Fig. 3: USP18 deficient mice are susceptible to RNA virus infection.

a Immunoblot analysis of SeV in lysates of Usp18^+/+ and Usp18^−/− MEFs infected with SeV for 0–12 h. b Immunoblot analysis of SeV in lysates of 293T cells transfected with Myc-USP18 in different dosages followed by infection with SeV for 8 h. c Immunoblot analysis of SeV in lysates of 293T cells transfected with EGFP-N1 plasmid in different dosages followed by infection with SeV for 8 h. d ELISA analysis of IFN-β level in serum of Usp18^+/+ and Usp18^−/− mice (five per group) infected for 12 h by intraperitoneal injection of VSV (2 × 10⁷ PFU per mouse). Representative data were collected and expressed as mean ± SD from at least three independent experiments. Two-tailed Student’s t test was performed, *p = 0.0114. e Plaque assay of VSV titers in the brain, spleen, liver, and lungs of Usp18^+/+ and Usp18^−/− mice (four per group) infected for 36 h by intraperitoneal injection of VSV (2 × 10⁷ PFU per mouse).
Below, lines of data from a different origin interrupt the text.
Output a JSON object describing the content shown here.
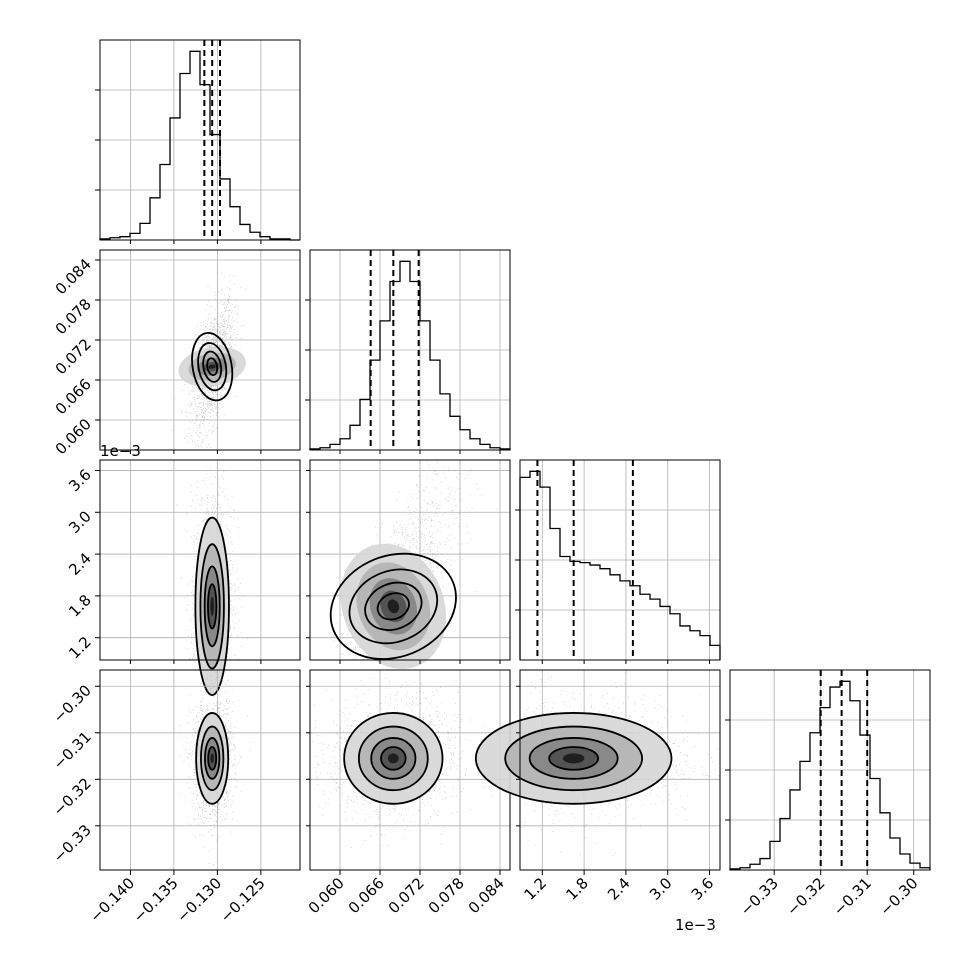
{
  "chart_data": {
    "type": "corner",
    "parameters": 4,
    "grid": true,
    "colors": {
      "contour": "#000000",
      "scatter": "#9a9a9a",
      "density_dark": "#1a1a1a",
      "grid": "#b0b0b0"
    },
    "params": [
      {
        "index": 0,
        "range": [
          -0.1435,
          -0.1205
        ],
        "ticks": [
          -0.14,
          -0.135,
          -0.13,
          -0.125
        ],
        "tick_labels": [
          "−0.140",
          "−0.135",
          "−0.130",
          "−0.125"
        ],
        "quantiles": [
          -0.1315,
          -0.1306,
          -0.1297
        ],
        "hist": [
          1,
          2,
          3,
          6,
          15,
          38,
          68,
          110,
          150,
          170,
          140,
          95,
          55,
          30,
          14,
          7,
          3,
          1,
          1,
          0
        ]
      },
      {
        "index": 1,
        "range": [
          0.0555,
          0.0855
        ],
        "ticks": [
          0.06,
          0.066,
          0.072,
          0.078,
          0.084
        ],
        "tick_labels": [
          "0.060",
          "0.066",
          "0.072",
          "0.078",
          "0.084"
        ],
        "quantiles": [
          0.0646,
          0.068,
          0.0718
        ],
        "hist": [
          1,
          2,
          5,
          10,
          22,
          45,
          80,
          115,
          150,
          168,
          150,
          115,
          80,
          50,
          30,
          18,
          10,
          5,
          2,
          1
        ]
      },
      {
        "index": 2,
        "range": [
          0.00088,
          0.00375
        ],
        "offset": "1e−3",
        "ticks": [
          0.0012,
          0.0018,
          0.0024,
          0.003,
          0.0036
        ],
        "tick_labels": [
          "1.2",
          "1.8",
          "2.4",
          "3.0",
          "3.6"
        ],
        "quantiles": [
          0.00113,
          0.00165,
          0.0025
        ],
        "hist": [
          150,
          155,
          142,
          108,
          85,
          81,
          80,
          78,
          75,
          70,
          65,
          61,
          54,
          50,
          44,
          38,
          28,
          24,
          20,
          12
        ]
      },
      {
        "index": 3,
        "range": [
          -0.3395,
          -0.2965
        ],
        "ticks": [
          -0.33,
          -0.32,
          -0.31,
          -0.3
        ],
        "tick_labels": [
          "−0.33",
          "−0.32",
          "−0.31",
          "−0.30"
        ],
        "quantiles": [
          -0.32,
          -0.3155,
          -0.31
        ],
        "hist": [
          1,
          2,
          5,
          10,
          25,
          45,
          70,
          95,
          120,
          142,
          160,
          165,
          148,
          118,
          80,
          50,
          28,
          14,
          6,
          2
        ]
      }
    ],
    "pair_panels": [
      {
        "x": 0,
        "y": 1,
        "rho": 0.55
      },
      {
        "x": 0,
        "y": 2,
        "rho": 0.15
      },
      {
        "x": 1,
        "y": 2,
        "rho": 0.8
      },
      {
        "x": 0,
        "y": 3,
        "rho": 0.05
      },
      {
        "x": 1,
        "y": 3,
        "rho": 0.05
      },
      {
        "x": 2,
        "y": 3,
        "rho": 0.05
      }
    ]
  }
}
Representative data were collected and expressed as mean ± SD from at least three independent experiments. Two-tailed Student’s t test was performed, *p = 0.0464, *p = 0.0178, *p = 0.0468, *p = 0.0428 in sequence. f Immunoblot analysis of VSV-GFP in the spleen, liver, and lungs of Usp18^+/+ and Usp18^−/− mice (four per group) as in e. g Survival (Kaplan–Meier curves) of Usp18^+/+ and Usp18^−/− mice (eight per group) injected intraperitoneally with VSV (1 × 10⁸ PFU per mouse), with log rank test [Mantel-Cox], with ****p < 0.0001. h Hematoxylin-and-eosin-stained images of lung sections from mice as in e. Scale bars, 50 µm.